The interior of the audience room is shown by Fig. 173. The ceiling is of lath and plaster, and is divided into panels by false beams, as shown in the drawing. The general shape of the ceiling is also shown by the heavy line in Fig. 170. The width of the audience room between walls is 56 ft. 8 ins. and the length from the inner angle of the tower to the post P, either side of the pulpit opening, 51 ft. 8 ins.; the width of the gable recesses at the sides is 17 feet.
As shown by Fig. 170,the roof and ceiling are supported primarily by two Howe trusses placed as indicated by the dotted lines on the plan. The top chords of these trusses serve as one of the purlins on each side of the roof to support the rafters and the lower chords support the outer ceiling joists. To support the ceiling joists and rafters over the space between the Howe trusses, four smaller trusses, C, were placed across the space with their ends resting on the top chords of the longitudinal trusses.
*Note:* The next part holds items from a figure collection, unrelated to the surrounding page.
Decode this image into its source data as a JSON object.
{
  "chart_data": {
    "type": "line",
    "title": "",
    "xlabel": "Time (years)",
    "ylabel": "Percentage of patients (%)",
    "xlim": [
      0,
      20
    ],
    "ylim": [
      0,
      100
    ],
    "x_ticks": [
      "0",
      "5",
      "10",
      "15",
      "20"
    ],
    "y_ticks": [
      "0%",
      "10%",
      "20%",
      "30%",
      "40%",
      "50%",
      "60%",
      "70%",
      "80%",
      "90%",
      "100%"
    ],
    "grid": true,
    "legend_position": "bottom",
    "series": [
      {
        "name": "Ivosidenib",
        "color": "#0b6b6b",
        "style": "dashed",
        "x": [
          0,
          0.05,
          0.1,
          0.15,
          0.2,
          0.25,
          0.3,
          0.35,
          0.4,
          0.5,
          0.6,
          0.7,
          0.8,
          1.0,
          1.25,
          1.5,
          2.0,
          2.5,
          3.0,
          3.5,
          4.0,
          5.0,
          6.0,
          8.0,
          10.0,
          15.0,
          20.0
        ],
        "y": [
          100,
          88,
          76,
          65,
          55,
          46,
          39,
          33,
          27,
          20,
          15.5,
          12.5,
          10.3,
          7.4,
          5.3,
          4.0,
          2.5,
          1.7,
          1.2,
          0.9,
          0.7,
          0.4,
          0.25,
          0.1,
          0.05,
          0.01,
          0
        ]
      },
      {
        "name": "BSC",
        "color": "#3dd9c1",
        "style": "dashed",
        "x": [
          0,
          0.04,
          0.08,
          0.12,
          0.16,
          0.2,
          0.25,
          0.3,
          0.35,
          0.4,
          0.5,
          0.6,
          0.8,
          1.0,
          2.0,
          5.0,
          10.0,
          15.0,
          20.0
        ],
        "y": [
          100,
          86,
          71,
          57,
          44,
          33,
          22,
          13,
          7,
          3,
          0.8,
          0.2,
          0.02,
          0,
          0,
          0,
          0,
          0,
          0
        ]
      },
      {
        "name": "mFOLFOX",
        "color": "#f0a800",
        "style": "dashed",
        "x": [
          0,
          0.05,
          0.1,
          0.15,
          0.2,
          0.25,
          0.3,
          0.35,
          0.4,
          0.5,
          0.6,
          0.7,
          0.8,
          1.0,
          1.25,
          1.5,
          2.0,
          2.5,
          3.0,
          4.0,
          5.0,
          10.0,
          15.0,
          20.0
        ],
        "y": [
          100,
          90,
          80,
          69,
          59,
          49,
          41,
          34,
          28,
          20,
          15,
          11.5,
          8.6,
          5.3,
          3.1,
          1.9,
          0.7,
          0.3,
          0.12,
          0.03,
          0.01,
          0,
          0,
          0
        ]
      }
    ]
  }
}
The tie-beams of these transverse trusses support the ceiling joists and the top chords support another set of purlins. The tie-beams of the transverse trusses drop below the ceiling joists, and are cased to correspond with the false beams used in dividing the ceiling. From an inspection of Fig. 170, it will be seen that about four-fifths of the entire roof and ceiling are supported by the two Howe trusses, L L, and these again are supported by three wooden posts (marked P on the plan), and by the inner angle of the tower, hence but very little weight comes on the walls.
The advantages of this system of roofing are: First, the system gives a greater clear height for the audience room than can be obtained with transverse trusses with the same height of walls.
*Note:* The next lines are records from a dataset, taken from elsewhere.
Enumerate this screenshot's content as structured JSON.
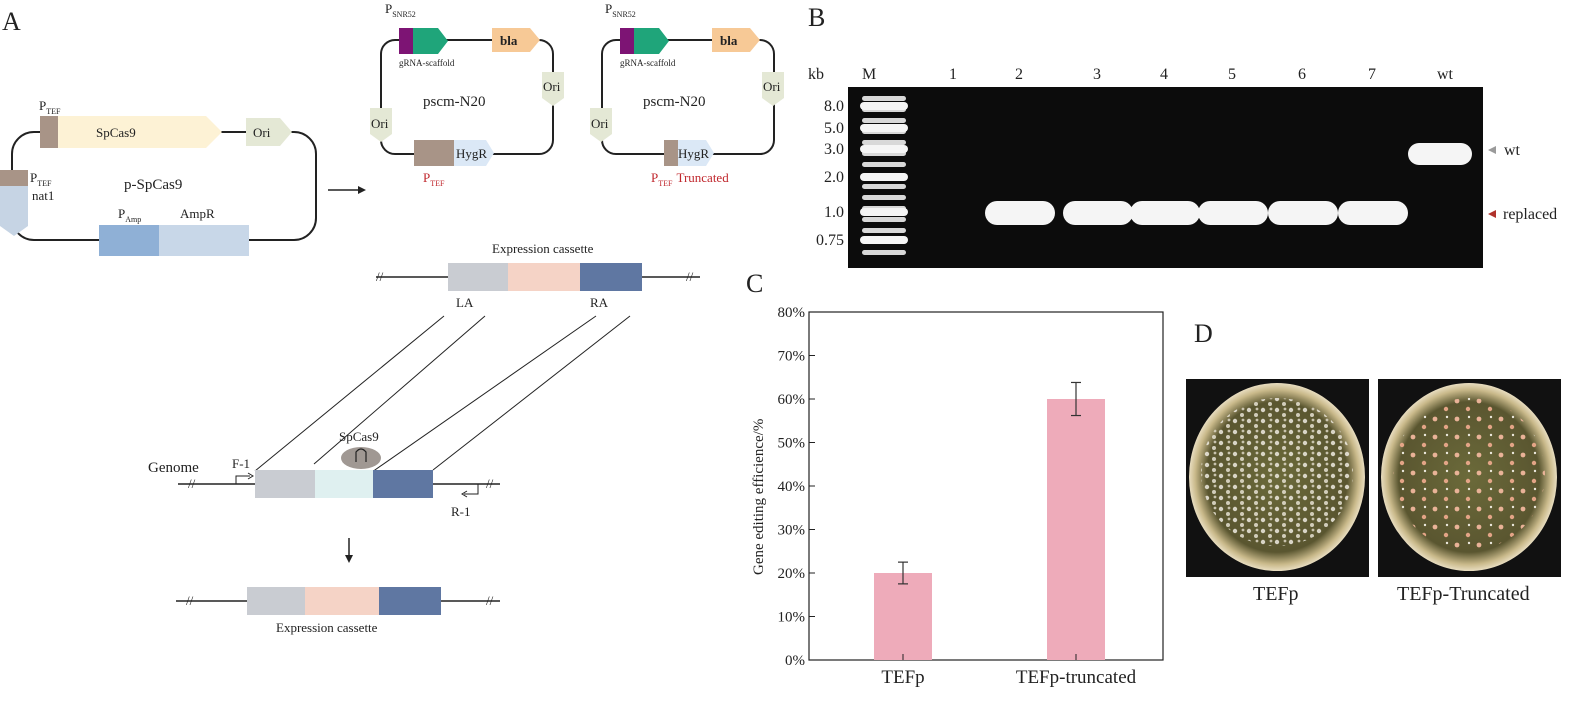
{
  "panels": {
    "A": "A",
    "B": "B",
    "C": "C",
    "D": "D"
  },
  "panel_a": {
    "plasmid1": {
      "name": "p-SpCas9",
      "ptef_top": "P",
      "ptef_top_sub": "TEF",
      "spcas9": "SpCas9",
      "ori": "Ori",
      "ptef_left": "P",
      "ptef_left_sub": "TEF",
      "nat1": "nat1",
      "pamp": "P",
      "pamp_sub": "Amp",
      "ampr": "AmpR"
    },
    "plasmid2": {
      "psnr": "P",
      "psnr_sub": "SNR52",
      "scaffold": "gRNA-scaffold",
      "bla": "bla",
      "ori_right": "Ori",
      "name": "pscm-N20",
      "ori_left": "Ori",
      "hygr": "HygR",
      "ptef": "P",
      "ptef_sub": "TEF"
    },
    "plasmid3": {
      "psnr": "P",
      "psnr_sub": "SNR52",
      "scaffold": "gRNA-scaffold",
      "bla": "bla",
      "ori_right": "Ori",
      "name": "pscm-N20",
      "ori_left": "Ori",
      "hygr": "HygR",
      "ptef": "P",
      "ptef_sub": "TEF",
      "truncated": "Truncated"
    },
    "cassette_top": {
      "title": "Expression cassette",
      "la": "LA",
      "ra": "RA",
      "break_left": "//",
      "break_right": "//"
    },
    "genome": {
      "label": "Genome",
      "spcas9": "SpCas9",
      "f1": "F-1",
      "r1": "R-1",
      "break_left": "//",
      "break_right": "//"
    },
    "cassette_bottom": {
      "title": "Expression cassette",
      "break_left": "//",
      "break_right": "//"
    }
  },
  "panel_b": {
    "kb_label": "kb",
    "marker_label": "M",
    "lanes": [
      "1",
      "2",
      "3",
      "4",
      "5",
      "6",
      "7",
      "wt"
    ],
    "ladder_kb": [
      "8.0",
      "5.0",
      "3.0",
      "2.0",
      "1.0",
      "0.75"
    ],
    "right_labels": [
      "wt",
      "replaced"
    ],
    "colors": {
      "gel_bg": "#0c0c0c",
      "band": "#f5f5f5",
      "wt_arrow": "#9a9a9a",
      "replaced_arrow": "#b0322c"
    }
  },
  "panel_d": {
    "plate_labels": [
      "TEFp",
      "TEFp-Truncated"
    ]
  },
  "chart_data": {
    "type": "bar",
    "categories": [
      "TEFp",
      "TEFp-truncated"
    ],
    "values": [
      20,
      60
    ],
    "errors": [
      2.5,
      3.8
    ],
    "ylabel": "Gene editing efficience/%",
    "xlabel": "",
    "ylim": [
      0,
      80
    ],
    "yticks": [
      "0%",
      "10%",
      "20%",
      "30%",
      "40%",
      "50%",
      "60%",
      "70%",
      "80%"
    ],
    "bar_color": "#eeabba"
  }
}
This large space above the wall plate adds both to the apparent size of the audience room and to the comfort of the audience.
Second. The shape of ceiling naturally adapted to this system of trussing is appropriate and fitting to the plan.
Third. By this system no thrust is exerted on the outside walls and but little weight, while the rigidity and weight of the centre roof and ceiling really tend to stiffen the walls, and to prevent the building from racking sideways.
Fourth, economy. Trusses with horizontal chords are the simplest and easiest to construct, and where they are adapted to the shape of the roof, require the least amount of material. And not only are the trusses themselves such as any carpenter can easily construct, but the general construction is easily erected and can be put up before the side walls are completed, thus advancing the completion of the building.
As soon as the transverse trusses are in place, the centre ceiling joists may be set, and thus a convenient permanent stage is provided for the use of workmen while completing the roof. This system is as well adapted to a wooden as to a brick church, and can be used over rooms up to 100 ft. in depth and 80 ft. in width, provided that the pitch of the roof is 45 degrees or more.
74. In laying out such a roof construction the points to be studied are to space the longitudinal trusses so that they may have sufficient depth, and that they will not give too long a span to the lower rafters; also that the ceiling may be divided in pleasing proportions. As stated in Section 10, the height of a Howe truss, measured from the centres of the chords, should be one-sixth of the span when the space will permit, and never less than one-eighth for moderate spans. It is not necessary that the trusses shall be of the same span, but they should be of the same height.